|Sohn, Mi ryeong|
|Barton ii, Franklin|
Submitted to: Meeting Proceedings
Publication Type: Proceedings
Publication Acceptance Date: 6/10/2008
Publication Date: 8/23/2008
Citation: Sohn, M., Himmelsbach, D.S., Barton Ii, F.E., Cray, P.J. 2008. Rapid detection of bacterial pathogens using flourescence spectroscopy and chemometrics. United States Japan Natural Resources Food & Agriculture Panel, 37th Annual Meeting, 25-29 August, 2008, Chicago, IL. Interpretive Summary: global concern of food-borne illness, particularly from ingestion of food-borne bacteria, necessitates a rapid detection within food and environmental matrices. Several methods have been reported for detecting bacterial pathogens. However the biggest issue is the detection speed and sensitivity. Traditional culture methodology is time-consuming because bacterial pathogens often occur in low numbers, therefore, an enrichment procedure from hours to days may be required prior to the application of a rapid detection assay. From the background, there is a strong need for the development of more direct, rapid and sensitivity techniques for detecting bacterial pathogens, particularly in foods. The current study was conducted to investigate the potential of fluorescence spectroscopy combined with multivariate analysis as a rapid method for detecting bacterial pathogens without culture enrichment or antibody conjugation. Results showed the fluorescence spectroscopy has the potential to detect and to rapidly classify bacterial pathogens, when coupled with multivariate analysis. The research result will give an interest to audiences who work in the field of identification of bacteria or microorganisms and food safety.
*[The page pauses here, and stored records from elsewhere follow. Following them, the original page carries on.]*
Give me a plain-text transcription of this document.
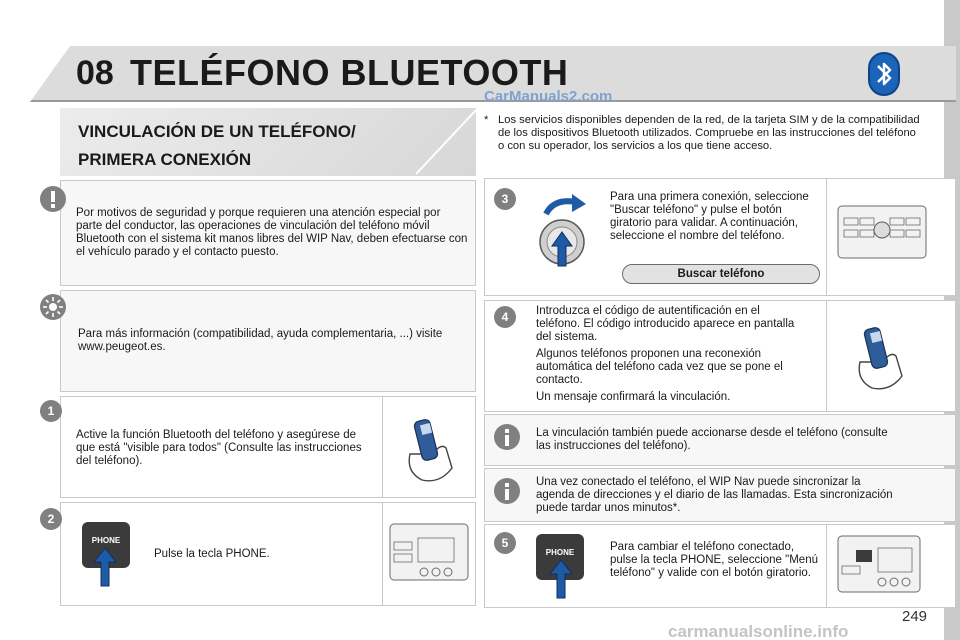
08 TELÉFONO BLUETOOTH
CarManuals2.com
VINCULACIÓN DE UN TELÉFONO/
PRIMERA CONEXIÓN
* Los servicios disponibles dependen de la red, de la tarjeta SIM y de la compatibilidad de los dispositivos Bluetooth utilizados. Compruebe en las instrucciones del teléfono o con su operador, los servicios a los que tiene acceso.
Por motivos de seguridad y porque requieren una atención especial por parte del conductor, las operaciones de vinculación del teléfono móvil Bluetooth con el sistema kit manos libres del WIP Nav, deben efectuarse con el vehículo parado y el contacto puesto.
Para más información (compatibilidad, ayuda complementaria, ...) visite www.peugeot.es.
1
Active la función Bluetooth del teléfono y asegúrese de que está "visible para todos" (Consulte las instrucciones del teléfono).
2
PHONE
Pulse la tecla PHONE.
3	Para una primera conexión, seleccione "Buscar teléfono" y pulse el botón giratorio para validar. A continuación, seleccione el nombre del teléfono.
Buscar teléfono
4	Introduzca el código de autentificación en el teléfono. El código introducido aparece en pantalla del sistema.

Algunos teléfonos proponen una reconexión automática del teléfono cada vez que se pone el contacto.

Un mensaje confirmará la vinculación.

La vinculación también puede accionarse desde el teléfono (consulte las instrucciones del teléfono).
Una vez conectado el teléfono, el WIP Nav puede sincronizar la agenda de direcciones y el diario de las llamadas. Esta sincronización puede tardar unos minutos*.
5
PHONE	Para cambiar el teléfono conectado, pulse la tecla PHONE, seleccione "Menú teléfono" y valide con el botón giratorio.
249
carmanualsonline.info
Technical Abstract: This work presents the development of a method for rapid bacterial identification based on the fluorescence spectroscopy combined with multivariate analysis. Fluorescence spectra of pure three different genera of bacteria (Escherichia coli, Salmonella, and Campylobacter) were collected from 200 to 700 nm. To find the optimum excitation and emission wavelengths for each bacteria sample, synchronous scan technique was employed and resulted in two maximum Ex at 225 nm and 280 nm and one maximum Em at 335-345 nm for all three bacteria. Due to the similarity in spectral pattern among three bacteria, it was difficult to classify them based on the raw spectra, however, the application of principal component analysis (PCA) to the spectral data resulted in successful classification of the bacteria by their genus as well as concentration. Detecting salmonella on the surface of shell eggs was affected by the contaminants such as feces and cuticle, thus it was difficult to directly assay salmonella on the surface of shell eggs. However, distinguishing between unwashed eggs and washed eggs was successfully performed using PCA. The results demonstrated that fluorescence spectroscopy, when coupled with chemometrics, has the potential to detect and to differentiate bacterial pathogens. This method is rapid and easy to perform compared to standard methods, and requires minimum sample preparation.